On le devine, ces messages virulents sont ceux, bien réels hélas, que reçoivent de trop nombreuses femmes et féministes sur les réseaux sociaux chinois, notamment de la part des internautes nationalistes, comme l'énonce le compte Feminist China. En les affichant en banderoles, les principales concernées désirent sensibiliser, et plus encore alerter et dénoncer, quant au sujet trop tabou du cyberharcèlement en Chine.
"Nous voulions faire de ce 'trolling' quelque chose qui puisse être vu, touché, matérialiser ces commentaires et amplifier la sensation d'abus vécue par les individus en ligne", commente Yaging, l'une des participantes, au Guardian. Un fléau qui touche les militantes féministes, et plus globalement celles et ceux qui défendent le respect des droits humains et dénoncent les violences diverses du gouvernement chinois.
"Il est clair qu'il n'y a pas de réseaux sociaux en Chine favorables aux femmes et aux droits des femmes", a affirmé au journal britannique un professeur de sociologue de l'université de Fudan (à Shanghai) qui a préféré garder l'anonymat. En vérité, ce cyberharcèlement systématique ne se limite pas aux insultes ou à l'intitulé plutôt vague de "trolling". Menaces, harcèlement de l'entourage, montages pornographiques... Les diverses formes de violences relayées par le reportage du Guardian laissent sans voix.
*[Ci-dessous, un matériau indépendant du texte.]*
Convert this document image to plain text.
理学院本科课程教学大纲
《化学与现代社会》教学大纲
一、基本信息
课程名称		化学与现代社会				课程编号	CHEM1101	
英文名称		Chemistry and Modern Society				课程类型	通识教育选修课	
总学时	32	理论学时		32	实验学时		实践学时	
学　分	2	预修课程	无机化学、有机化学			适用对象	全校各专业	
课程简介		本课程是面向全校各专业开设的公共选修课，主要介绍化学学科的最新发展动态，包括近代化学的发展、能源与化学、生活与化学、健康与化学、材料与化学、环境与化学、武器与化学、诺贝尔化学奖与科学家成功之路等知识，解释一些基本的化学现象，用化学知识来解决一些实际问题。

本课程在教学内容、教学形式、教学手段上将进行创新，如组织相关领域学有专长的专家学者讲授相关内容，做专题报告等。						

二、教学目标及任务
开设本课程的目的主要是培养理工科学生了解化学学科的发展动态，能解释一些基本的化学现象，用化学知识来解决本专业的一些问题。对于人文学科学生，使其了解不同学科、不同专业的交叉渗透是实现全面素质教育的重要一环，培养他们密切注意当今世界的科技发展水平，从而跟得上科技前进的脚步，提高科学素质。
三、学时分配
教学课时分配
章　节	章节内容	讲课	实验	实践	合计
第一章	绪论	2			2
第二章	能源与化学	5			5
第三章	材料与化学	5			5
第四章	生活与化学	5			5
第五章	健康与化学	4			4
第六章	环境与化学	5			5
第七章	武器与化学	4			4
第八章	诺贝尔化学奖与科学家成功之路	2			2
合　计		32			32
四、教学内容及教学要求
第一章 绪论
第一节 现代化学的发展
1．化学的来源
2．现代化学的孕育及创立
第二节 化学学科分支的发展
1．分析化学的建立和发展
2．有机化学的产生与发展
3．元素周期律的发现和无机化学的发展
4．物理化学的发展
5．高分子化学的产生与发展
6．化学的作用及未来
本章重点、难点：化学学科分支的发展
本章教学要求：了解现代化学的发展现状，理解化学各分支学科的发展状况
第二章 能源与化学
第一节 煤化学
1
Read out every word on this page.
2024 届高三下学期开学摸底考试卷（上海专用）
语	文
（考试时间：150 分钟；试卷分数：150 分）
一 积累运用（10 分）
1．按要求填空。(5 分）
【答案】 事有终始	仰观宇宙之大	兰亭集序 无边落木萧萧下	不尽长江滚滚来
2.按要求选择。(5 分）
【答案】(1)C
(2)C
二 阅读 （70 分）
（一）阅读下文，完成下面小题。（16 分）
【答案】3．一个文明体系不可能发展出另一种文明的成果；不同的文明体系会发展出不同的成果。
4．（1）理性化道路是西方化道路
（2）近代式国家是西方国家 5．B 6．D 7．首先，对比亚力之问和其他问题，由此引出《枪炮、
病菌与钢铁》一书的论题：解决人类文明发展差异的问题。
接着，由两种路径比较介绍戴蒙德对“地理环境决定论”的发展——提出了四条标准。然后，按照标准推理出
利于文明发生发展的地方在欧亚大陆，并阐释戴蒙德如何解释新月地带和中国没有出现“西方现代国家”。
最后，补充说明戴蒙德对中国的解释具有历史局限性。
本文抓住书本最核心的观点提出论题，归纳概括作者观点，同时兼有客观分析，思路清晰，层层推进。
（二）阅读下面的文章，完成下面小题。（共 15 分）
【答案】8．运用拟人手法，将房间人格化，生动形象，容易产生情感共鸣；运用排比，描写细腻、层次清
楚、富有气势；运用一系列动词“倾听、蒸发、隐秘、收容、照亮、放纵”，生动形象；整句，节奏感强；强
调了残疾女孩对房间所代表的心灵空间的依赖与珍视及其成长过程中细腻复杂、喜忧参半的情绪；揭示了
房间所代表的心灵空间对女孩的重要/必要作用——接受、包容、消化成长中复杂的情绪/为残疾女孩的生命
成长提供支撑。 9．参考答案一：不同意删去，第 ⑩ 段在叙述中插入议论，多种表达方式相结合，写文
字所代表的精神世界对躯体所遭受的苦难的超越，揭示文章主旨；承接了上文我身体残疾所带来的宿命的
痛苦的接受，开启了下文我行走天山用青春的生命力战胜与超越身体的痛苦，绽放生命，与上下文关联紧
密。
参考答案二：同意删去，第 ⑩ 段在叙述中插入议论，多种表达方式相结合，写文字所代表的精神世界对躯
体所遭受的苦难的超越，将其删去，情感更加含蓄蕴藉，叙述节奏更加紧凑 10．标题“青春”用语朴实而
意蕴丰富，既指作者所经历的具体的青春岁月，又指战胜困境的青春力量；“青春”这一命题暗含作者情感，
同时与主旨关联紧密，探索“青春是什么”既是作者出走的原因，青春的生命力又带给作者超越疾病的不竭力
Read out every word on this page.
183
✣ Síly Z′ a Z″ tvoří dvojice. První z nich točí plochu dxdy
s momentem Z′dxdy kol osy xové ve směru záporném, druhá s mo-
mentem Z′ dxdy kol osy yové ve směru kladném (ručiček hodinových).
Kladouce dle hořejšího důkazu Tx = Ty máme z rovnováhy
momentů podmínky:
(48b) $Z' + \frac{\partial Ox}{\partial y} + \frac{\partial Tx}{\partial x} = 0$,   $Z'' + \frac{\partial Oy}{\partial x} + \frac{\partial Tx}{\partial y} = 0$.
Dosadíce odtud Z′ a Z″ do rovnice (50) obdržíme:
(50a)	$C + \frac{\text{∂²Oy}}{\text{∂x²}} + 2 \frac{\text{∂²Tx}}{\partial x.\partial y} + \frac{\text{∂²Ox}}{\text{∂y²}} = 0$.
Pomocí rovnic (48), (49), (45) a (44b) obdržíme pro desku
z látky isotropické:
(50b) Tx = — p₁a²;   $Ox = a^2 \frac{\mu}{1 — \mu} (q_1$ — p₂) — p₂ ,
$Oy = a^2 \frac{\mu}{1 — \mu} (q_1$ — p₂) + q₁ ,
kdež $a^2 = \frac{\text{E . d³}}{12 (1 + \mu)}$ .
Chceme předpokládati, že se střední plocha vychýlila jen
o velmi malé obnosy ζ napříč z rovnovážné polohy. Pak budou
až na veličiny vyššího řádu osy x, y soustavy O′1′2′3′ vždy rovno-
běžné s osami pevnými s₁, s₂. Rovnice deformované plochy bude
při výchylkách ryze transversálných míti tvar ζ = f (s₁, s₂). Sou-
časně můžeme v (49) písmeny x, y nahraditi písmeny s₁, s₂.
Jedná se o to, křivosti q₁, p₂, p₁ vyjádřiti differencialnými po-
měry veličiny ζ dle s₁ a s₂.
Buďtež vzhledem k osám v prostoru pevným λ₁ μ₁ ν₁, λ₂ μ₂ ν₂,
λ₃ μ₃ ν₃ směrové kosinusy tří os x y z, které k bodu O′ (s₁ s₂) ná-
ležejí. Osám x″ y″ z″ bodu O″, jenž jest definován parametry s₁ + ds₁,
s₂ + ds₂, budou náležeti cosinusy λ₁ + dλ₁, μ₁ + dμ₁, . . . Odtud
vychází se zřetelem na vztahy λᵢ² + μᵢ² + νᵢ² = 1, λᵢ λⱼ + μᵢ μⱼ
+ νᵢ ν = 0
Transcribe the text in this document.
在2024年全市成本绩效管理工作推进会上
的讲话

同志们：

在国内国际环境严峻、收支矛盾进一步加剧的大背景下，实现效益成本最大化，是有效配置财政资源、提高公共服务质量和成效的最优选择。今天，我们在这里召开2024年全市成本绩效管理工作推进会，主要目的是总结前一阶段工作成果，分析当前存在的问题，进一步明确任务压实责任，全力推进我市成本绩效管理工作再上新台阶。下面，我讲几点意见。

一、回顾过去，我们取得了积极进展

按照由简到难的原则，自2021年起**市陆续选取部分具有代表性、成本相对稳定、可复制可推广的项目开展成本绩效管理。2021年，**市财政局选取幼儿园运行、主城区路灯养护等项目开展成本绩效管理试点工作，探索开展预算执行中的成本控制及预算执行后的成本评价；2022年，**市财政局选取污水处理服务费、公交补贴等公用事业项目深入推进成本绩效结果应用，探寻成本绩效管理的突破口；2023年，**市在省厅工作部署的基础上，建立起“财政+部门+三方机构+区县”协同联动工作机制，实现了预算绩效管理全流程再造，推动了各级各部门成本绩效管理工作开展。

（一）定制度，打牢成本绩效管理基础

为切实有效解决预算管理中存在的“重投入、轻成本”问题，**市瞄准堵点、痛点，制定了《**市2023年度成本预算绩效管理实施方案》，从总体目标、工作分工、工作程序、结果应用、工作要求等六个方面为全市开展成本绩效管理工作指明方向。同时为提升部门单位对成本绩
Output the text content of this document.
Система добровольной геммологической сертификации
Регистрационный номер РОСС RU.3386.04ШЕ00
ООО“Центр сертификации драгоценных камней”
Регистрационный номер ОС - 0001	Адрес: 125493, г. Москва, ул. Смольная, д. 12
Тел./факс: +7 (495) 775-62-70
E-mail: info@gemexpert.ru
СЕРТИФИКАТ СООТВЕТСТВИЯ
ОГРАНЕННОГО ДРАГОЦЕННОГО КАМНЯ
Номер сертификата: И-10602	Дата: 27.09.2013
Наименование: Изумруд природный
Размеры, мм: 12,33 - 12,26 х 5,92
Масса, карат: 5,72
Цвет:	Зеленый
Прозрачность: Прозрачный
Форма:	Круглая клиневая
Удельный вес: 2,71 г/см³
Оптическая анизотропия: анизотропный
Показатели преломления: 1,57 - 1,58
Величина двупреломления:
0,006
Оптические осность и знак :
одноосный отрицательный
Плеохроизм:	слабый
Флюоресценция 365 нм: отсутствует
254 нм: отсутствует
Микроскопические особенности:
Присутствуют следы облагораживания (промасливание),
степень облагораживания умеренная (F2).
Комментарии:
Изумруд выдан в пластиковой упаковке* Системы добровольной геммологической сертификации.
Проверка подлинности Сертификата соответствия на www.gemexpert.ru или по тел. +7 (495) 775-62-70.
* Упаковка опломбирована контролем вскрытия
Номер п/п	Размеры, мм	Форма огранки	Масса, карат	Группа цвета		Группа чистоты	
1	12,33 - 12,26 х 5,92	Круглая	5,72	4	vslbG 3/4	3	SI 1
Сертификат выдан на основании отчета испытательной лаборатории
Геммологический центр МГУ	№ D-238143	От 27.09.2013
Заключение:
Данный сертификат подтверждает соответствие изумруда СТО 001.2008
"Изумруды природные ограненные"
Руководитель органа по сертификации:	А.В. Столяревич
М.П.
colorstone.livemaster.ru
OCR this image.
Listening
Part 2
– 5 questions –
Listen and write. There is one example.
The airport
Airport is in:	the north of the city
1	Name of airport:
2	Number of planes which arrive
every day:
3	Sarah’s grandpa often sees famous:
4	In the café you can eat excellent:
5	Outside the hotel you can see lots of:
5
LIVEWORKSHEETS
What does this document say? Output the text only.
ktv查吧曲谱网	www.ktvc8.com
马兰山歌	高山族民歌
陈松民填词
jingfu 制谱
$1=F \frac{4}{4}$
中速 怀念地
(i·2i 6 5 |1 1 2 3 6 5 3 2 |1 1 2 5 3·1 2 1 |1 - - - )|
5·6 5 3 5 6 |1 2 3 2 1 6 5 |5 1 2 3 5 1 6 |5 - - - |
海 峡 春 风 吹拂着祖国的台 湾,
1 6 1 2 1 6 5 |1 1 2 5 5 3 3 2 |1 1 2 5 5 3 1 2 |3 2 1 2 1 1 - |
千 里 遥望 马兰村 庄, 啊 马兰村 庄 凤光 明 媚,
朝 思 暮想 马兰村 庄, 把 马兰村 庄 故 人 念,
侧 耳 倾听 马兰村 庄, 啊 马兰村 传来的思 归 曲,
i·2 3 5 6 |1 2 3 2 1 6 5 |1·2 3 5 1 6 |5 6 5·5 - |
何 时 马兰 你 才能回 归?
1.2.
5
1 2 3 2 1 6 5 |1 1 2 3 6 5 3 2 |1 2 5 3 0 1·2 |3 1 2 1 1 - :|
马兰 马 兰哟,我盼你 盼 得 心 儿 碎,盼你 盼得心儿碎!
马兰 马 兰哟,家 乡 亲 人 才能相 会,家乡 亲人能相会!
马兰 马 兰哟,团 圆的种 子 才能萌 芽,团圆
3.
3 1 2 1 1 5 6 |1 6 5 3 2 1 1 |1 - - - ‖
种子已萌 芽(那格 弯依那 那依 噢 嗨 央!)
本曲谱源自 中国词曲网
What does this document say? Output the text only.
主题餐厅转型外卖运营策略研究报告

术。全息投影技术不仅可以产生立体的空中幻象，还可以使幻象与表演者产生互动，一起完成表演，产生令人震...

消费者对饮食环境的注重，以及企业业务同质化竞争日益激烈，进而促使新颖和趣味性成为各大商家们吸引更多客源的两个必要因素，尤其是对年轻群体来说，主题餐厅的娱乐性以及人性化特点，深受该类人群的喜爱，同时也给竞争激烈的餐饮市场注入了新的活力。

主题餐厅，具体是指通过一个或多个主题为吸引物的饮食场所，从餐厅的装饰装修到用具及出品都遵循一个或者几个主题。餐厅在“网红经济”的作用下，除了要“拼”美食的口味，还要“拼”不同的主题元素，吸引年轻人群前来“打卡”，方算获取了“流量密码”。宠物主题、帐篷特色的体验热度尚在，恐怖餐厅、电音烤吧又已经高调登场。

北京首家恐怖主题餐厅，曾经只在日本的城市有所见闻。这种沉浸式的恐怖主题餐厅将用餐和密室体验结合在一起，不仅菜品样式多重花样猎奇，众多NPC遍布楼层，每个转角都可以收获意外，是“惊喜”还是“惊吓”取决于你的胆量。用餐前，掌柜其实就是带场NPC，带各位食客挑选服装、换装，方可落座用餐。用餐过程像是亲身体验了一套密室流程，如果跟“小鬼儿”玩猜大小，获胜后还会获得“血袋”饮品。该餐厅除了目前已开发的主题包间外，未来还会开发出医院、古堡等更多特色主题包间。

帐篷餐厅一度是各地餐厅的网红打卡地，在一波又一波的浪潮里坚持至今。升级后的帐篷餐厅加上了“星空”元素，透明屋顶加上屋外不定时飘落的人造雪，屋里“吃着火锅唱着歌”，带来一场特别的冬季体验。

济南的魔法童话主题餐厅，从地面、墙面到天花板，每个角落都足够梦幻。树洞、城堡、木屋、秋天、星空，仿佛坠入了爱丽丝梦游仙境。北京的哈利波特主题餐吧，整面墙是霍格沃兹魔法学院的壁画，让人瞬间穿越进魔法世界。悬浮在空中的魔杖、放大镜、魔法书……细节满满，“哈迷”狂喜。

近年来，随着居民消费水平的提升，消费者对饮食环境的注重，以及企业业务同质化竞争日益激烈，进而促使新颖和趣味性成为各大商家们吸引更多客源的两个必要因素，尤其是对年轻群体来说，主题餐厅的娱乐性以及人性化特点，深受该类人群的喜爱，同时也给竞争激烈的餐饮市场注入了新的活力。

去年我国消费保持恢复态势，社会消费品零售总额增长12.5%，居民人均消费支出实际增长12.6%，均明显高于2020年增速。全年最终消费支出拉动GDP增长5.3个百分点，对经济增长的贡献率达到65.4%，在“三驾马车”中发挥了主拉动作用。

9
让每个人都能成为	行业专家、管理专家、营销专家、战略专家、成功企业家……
Selon le média toujours, ces attaques peuvent aussi bien venir de citoyens ordinaires que des journaux d'État. Une chercheuse affirme ainsi avoir été "lynchée", insultée et diffamée par médias interposés car ses recherches universitaires n'étaient pas vraiment du goût du gouvernement chinois. Se tisse dès lors au sein de ce système d'intimidation un lien aussi pernicieux qu'indéniable entre les vagues de harcèlement massif sur les réseaux sociaux (par des voix anonymes), la rédaction des articles de propagande et la censure gouvernementale.
La modération des réseaux laisse à désirer : bien souvent, ce sont les comptes des victimes qui se voient bloqués, pas ceux des agresseurs. D'où la symbolique puissante de ce "musée de la violence". En matérialisant cette haine en ligne, artistes et militantes rappellent sa réalité par-delà le numérique, et ses déplorables conséquences.